Ebola ve Afrika’ya dair ilginç bir bilgi daha var: Ebola’nın yayıldığı Batı Afrika, yılda bir milyon hektar ağaç kesimiyle dünyanın en hızlı ormansızlaşan bölgeleri arasında sayılıyor. Ebola ile ağaçların ne ilişkisi var dememek lazım. Ormanların kereste ticareti için kesilip yokedilmesi patojenlerin önündeki geleneksel koruyucu duvarı yıkıyor, uzak bir köydeki hastalık şehre yayılıveriyor.

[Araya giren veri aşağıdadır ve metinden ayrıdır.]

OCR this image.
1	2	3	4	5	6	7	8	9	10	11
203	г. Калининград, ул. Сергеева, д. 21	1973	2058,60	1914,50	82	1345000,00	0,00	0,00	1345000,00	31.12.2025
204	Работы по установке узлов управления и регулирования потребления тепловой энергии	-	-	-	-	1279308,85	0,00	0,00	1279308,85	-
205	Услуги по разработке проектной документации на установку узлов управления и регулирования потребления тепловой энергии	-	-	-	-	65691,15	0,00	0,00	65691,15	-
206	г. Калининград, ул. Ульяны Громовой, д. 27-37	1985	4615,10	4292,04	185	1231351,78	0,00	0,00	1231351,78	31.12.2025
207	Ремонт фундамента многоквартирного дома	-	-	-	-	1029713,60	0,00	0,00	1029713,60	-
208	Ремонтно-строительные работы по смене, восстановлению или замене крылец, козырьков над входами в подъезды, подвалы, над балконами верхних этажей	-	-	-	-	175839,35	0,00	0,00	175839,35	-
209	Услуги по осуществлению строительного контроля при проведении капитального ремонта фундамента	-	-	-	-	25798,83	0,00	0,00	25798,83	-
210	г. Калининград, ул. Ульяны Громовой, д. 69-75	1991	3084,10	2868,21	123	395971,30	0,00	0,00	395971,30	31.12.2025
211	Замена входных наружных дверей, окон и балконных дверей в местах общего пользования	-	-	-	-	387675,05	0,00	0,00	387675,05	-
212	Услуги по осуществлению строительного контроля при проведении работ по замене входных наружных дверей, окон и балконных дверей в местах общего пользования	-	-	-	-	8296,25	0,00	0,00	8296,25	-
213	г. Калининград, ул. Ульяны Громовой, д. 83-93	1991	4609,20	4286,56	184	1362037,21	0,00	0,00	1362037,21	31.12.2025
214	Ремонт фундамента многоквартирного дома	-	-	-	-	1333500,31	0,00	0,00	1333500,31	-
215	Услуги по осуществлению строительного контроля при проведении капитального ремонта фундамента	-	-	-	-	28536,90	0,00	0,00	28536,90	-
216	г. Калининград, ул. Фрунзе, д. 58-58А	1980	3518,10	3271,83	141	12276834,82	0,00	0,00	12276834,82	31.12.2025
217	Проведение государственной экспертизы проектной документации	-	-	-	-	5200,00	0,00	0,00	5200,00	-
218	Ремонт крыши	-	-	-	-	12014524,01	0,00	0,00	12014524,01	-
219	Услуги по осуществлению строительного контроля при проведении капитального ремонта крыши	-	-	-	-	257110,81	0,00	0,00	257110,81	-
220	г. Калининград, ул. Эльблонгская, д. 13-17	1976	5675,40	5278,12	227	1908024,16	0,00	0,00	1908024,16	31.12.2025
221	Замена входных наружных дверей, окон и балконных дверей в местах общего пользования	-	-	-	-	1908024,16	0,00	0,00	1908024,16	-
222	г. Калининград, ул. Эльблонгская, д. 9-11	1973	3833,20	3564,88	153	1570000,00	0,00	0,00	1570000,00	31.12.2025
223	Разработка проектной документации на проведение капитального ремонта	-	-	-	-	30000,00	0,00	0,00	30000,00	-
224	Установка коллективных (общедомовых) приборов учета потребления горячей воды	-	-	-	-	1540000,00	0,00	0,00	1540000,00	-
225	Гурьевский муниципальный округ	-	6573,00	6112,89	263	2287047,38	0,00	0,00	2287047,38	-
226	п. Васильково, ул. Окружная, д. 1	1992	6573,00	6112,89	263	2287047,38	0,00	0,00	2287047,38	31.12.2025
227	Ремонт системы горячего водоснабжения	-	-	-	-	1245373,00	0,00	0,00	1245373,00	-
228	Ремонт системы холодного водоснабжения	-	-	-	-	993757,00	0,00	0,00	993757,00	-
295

Ebola Batı Afrika’da etkili oluyor ama açlık Afrika’nın her yerinde. Kıtanın doğusundaki ülkelerden Somali için bu yılın başlarında yeni bir açlık felaketi uyarısı gelmişti. O dönemki verilere göre, 857 bin kişi acil gıda yardımına gereksinim duyuyor, yaklaşık iki milyon kişinin de düzenli olarak gıdaya ulaşma imkanı bulunmuyordu. Üstelik ihtiyaç duyulan 930 milyon dolarlık insani yardımın sadece yüzde dördü sağlanabilmişti.

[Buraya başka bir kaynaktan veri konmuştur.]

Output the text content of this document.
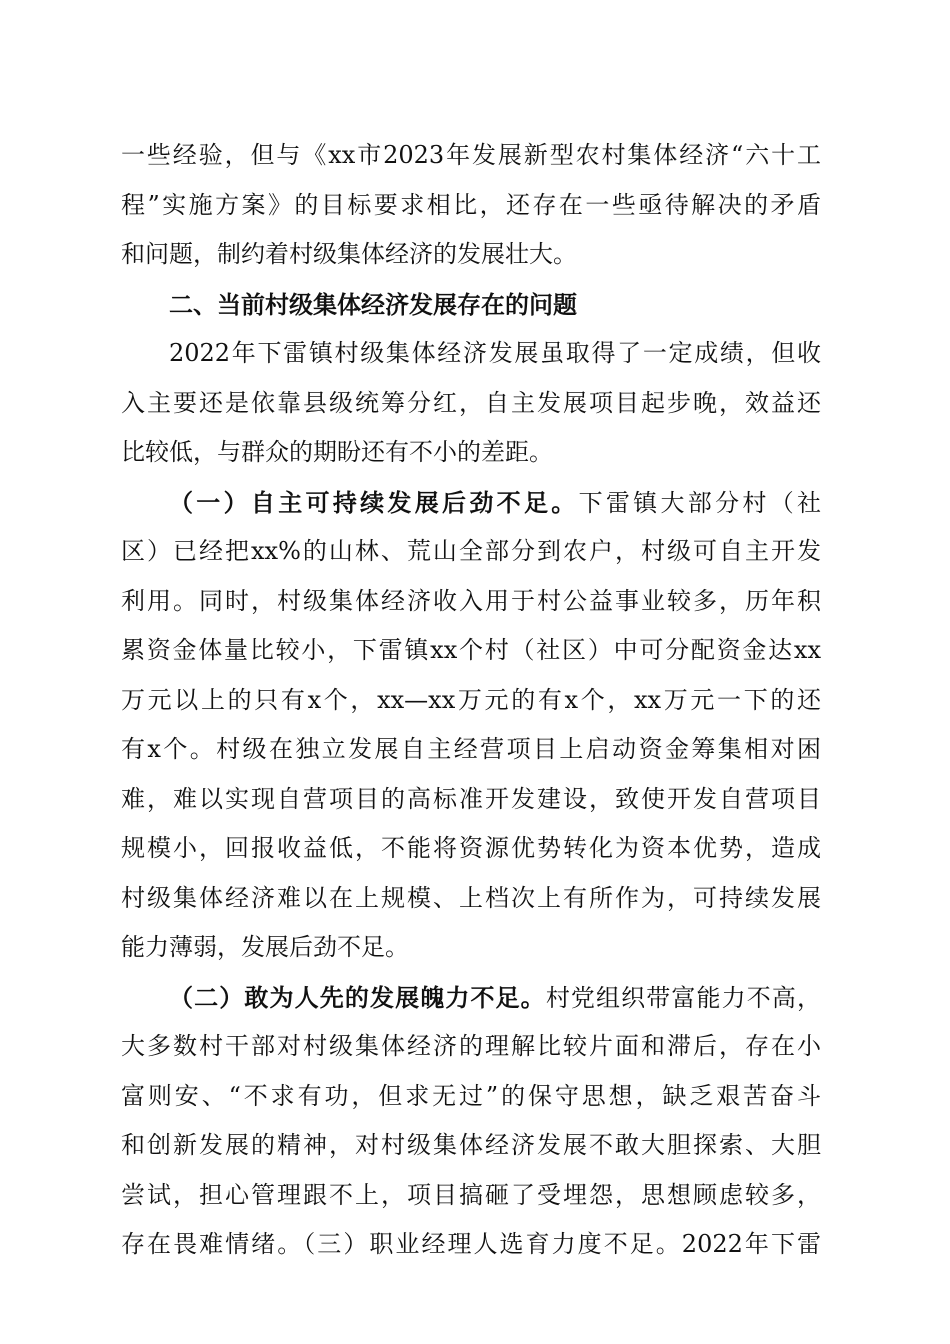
一些经验，但与《xx市2023年发展新型农村集体经济“六十工
程”实施方案》的目标要求相比，还存在一些亟待解决的矛盾
和问题，制约着村级集体经济的发展壮大。
二、当前村级集体经济发展存在的问题
2022年下雷镇村级集体经济发展虽取得了一定成绩，但收
入主要还是依靠县级统筹分红，自主发展项目起步晚，效益还
比较低，与群众的期盼还有不小的差距。
（一）自主可持续发展后劲不足。下雷镇大部分村（社
区）已经把xx%的山林、荒山全部分到农户，村级可自主开发
利用。同时，村级集体经济收入用于村公益事业较多，历年积
累资金体量比较小，下雷镇xx个村（社区）中可分配资金达xx
万元以上的只有x个，xx—xx万元的有x个，xx万元一下的还
有x个。村级在独立发展自主经营项目上启动资金筹集相对困
难，难以实现自营项目的高标准开发建设，致使开发自营项目
规模小，回报收益低，不能将资源优势转化为资本优势，造成
村级集体经济难以在上规模、上档次上有所作为，可持续发展
能力薄弱，发展后劲不足。
（二）敢为人先的发展魄力不足。村党组织带富能力不高，
大多数村干部对村级集体经济的理解比较片面和滞后，存在小
富则安、“不求有功，但求无过”的保守思想，缺乏艰苦奋斗
和创新发展的精神，对村级集体经济发展不敢大胆探索、大胆
尝试，担心管理跟不上，项目搞砸了受埋怨，思想顾虑较多，
存在畏难情绪。（三）职业经理人选育力度不足。2022年下雷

Afrika açlık ve yoksullukla boğuşurken bir yandan sürekli artan nüfusu da kıtanın başına dert olacak gibi görünüyor. Bu yılın ağustos ayında yayınlanan BM’nin Afrika’yla ilgili tahminlerin yer aldığı yeni raporda, 2050’de dünya nüfusunun dörtte birinin Afrika’da yaşayacağı öngörülüyor. Yapılan hesaplamalara göre, bu nüfusun bir milyardan fazlası da 18 yaş altındakilerden oluşacak. Birleşmiş Milletler Çocuklara Yardım Fonu’nun (UNICEF) hazırladığı “Generation 2030 / Africa Report” başlıklı raporunda, doğum oranlarındaki artışa ve doğum yapabilecek yaştaki kadın nüfusunun yükseldiğine atıfta bulunuyor ve gelecek 35 yıl içinde iki milyar çocuğun dünyaya gelebileceği düşünülüyor. Bu hesaba göre, yüzyılın ortasına gelindiğinde Afrika’da bir milyardan fazla çocuk yaşıyor olabilir. Afrika nüfusu şu anda 1,2 milyar, tahminler 2050’de 2,4 milyar, 2100’de ise 4,2 milyara ulaşacağı yönünde. Ve işin doğrusu, hiçbir kurum çocukların eğitim, sağlık ve korunmalarına yönelik önlemlerin nasıl alınabileceğini tam olarak bilmiyor.
Bu noktada durup sık sık rastladığımız bir başka dramı hatırlamak gerek, mültecilerin dramını. Ajansların geçtiği bilgiler arasında İtalya’ya, Yunanistan’a, İspanya’ya ve hatta Türkiye’ye varmaya çalışan ama çoğunukla teknelerinin batmasıyla hayatını kaybeden yüzlerce  mülteciyi anlatan haberler vaka-ı adiyeden oldu uzun süredir. Avrupa bu kaçak göç dalgası yüzünden sınırlarını kapattı,tel örgüler ördü, yasalar çıkardı, vs… Biz de bunları okuduk. Okuduklarımızın içinde sık sık teknelerinin batıp çoğunun öleceği, insan tacirlerinin eline düşecekleri, sınırda yakalanıp iade edilecekleri belliyken neden bile bile bu yolculuğa çıkıyor insanlar diye soruldu, üstten bakan bir ifadeyle. Nedense iki dramatik durum arasındaki bağ vurgulanmıyor, cevabı ortadayken görülmek istenmiyor işte. “Umuda yolculuğun” tek nedeninin yoksulluk, açlık, salgın olduğunu anlamak bu kadar zor mu?